文字の通り、病気やケガが完全に治ることを指します。

治癒

治療によって「治癒した」というのは、治療がうまくいき、肉眼で確認したり、組織の断面図などを確認した限り病気を治すことができた、うまく癌を取りきれたなどという時に治癒と言います。

癌の手術時には腫瘍の大きさよりも余裕(マージン)をもって組織を切除します。そして、癌の手術を行い肉眼的にも切除した組織の断面を調べても癌の取り残しがなく切除できた時に「治癒切除」といいます。

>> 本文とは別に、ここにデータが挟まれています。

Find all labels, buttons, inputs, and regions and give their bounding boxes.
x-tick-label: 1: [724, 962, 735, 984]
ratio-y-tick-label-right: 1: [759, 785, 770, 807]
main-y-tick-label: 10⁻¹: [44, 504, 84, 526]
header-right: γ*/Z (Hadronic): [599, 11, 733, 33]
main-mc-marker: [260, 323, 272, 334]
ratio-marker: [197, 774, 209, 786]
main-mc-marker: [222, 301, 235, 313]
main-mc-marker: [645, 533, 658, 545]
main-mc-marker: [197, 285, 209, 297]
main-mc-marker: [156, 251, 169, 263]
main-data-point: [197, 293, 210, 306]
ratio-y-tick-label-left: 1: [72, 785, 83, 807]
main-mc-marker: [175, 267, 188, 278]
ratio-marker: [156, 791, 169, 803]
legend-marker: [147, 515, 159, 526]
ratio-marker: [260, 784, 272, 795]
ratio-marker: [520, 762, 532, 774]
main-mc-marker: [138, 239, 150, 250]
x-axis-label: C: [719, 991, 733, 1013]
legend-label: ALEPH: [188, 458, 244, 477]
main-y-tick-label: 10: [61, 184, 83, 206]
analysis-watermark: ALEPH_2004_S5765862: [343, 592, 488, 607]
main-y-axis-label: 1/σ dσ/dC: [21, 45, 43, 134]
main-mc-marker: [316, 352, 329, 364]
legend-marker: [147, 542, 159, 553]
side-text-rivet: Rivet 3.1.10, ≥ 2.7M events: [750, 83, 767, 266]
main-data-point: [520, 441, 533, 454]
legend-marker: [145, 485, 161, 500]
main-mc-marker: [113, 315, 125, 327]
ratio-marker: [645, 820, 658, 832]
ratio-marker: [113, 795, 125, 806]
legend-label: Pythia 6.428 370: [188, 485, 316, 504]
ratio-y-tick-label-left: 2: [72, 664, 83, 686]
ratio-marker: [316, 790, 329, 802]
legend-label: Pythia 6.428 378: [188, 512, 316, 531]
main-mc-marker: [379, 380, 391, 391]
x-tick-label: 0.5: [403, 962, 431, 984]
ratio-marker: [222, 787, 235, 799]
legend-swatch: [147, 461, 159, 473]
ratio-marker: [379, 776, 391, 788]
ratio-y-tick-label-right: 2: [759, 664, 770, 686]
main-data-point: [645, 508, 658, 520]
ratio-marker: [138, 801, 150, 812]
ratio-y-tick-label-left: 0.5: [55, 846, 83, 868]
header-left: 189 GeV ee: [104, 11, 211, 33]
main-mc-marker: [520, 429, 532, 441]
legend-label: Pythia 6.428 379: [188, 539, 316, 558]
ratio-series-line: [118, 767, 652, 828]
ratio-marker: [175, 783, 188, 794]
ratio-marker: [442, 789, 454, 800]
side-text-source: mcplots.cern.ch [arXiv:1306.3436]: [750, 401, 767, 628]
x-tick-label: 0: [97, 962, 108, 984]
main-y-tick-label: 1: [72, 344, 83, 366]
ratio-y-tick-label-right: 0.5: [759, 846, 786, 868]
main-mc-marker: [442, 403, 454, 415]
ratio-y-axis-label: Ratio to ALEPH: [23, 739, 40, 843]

治癒切除=完治と思われるかもしれませんが、そうではありません。
なぜならば、治癒切除したように思われていても、身体のどこかに癌が残っていて再発するかもしれませんし、既に転移している可能性も0ではないからです。

寛解とは

症状の一時的な緩和、もしくは消えている状態のことを指します。
腫瘍の場合には、見かけ上しこりがなくなった状態を表します。
また、腫瘍による症状が消失し、検査結果でも正常な場合は、『完全寛解』といいます。
寛解したあと、抑えられていた症状が悪化することを『再燃』といいます。

再発

完治したあとに同じ病気に罹ってしまうことを『再発』といいます。

腫瘍の場合

腫瘍の治療の段階で、『完治』と『寛解』が混同して使われることがあります。
しかし、前述したように、『完治』とは完全に治ったことを指します。

腫瘍の場合には、しこり部分を取り除いたとしても、細胞レベルですべてを取り除くことは不可能で、体のどこかに、肉眼や画像検査では確認できない微小な腫瘍が残っている可能性もゼロではありません。

つまり、腫瘍の治療では『完治』ではなく『寛解』となり、腫瘍の治療のゴールは、寛解を保ち、再燃を抑えるということになります。

腫瘍の治療の場合、寛解後に再度症状が現れることを『再燃』、皮膚腫瘍や消化器腫瘍など、固形がんの根治手術後、他の臓器への転移や同じ箇所に腫瘍ができてしまうことを『再発』と言います。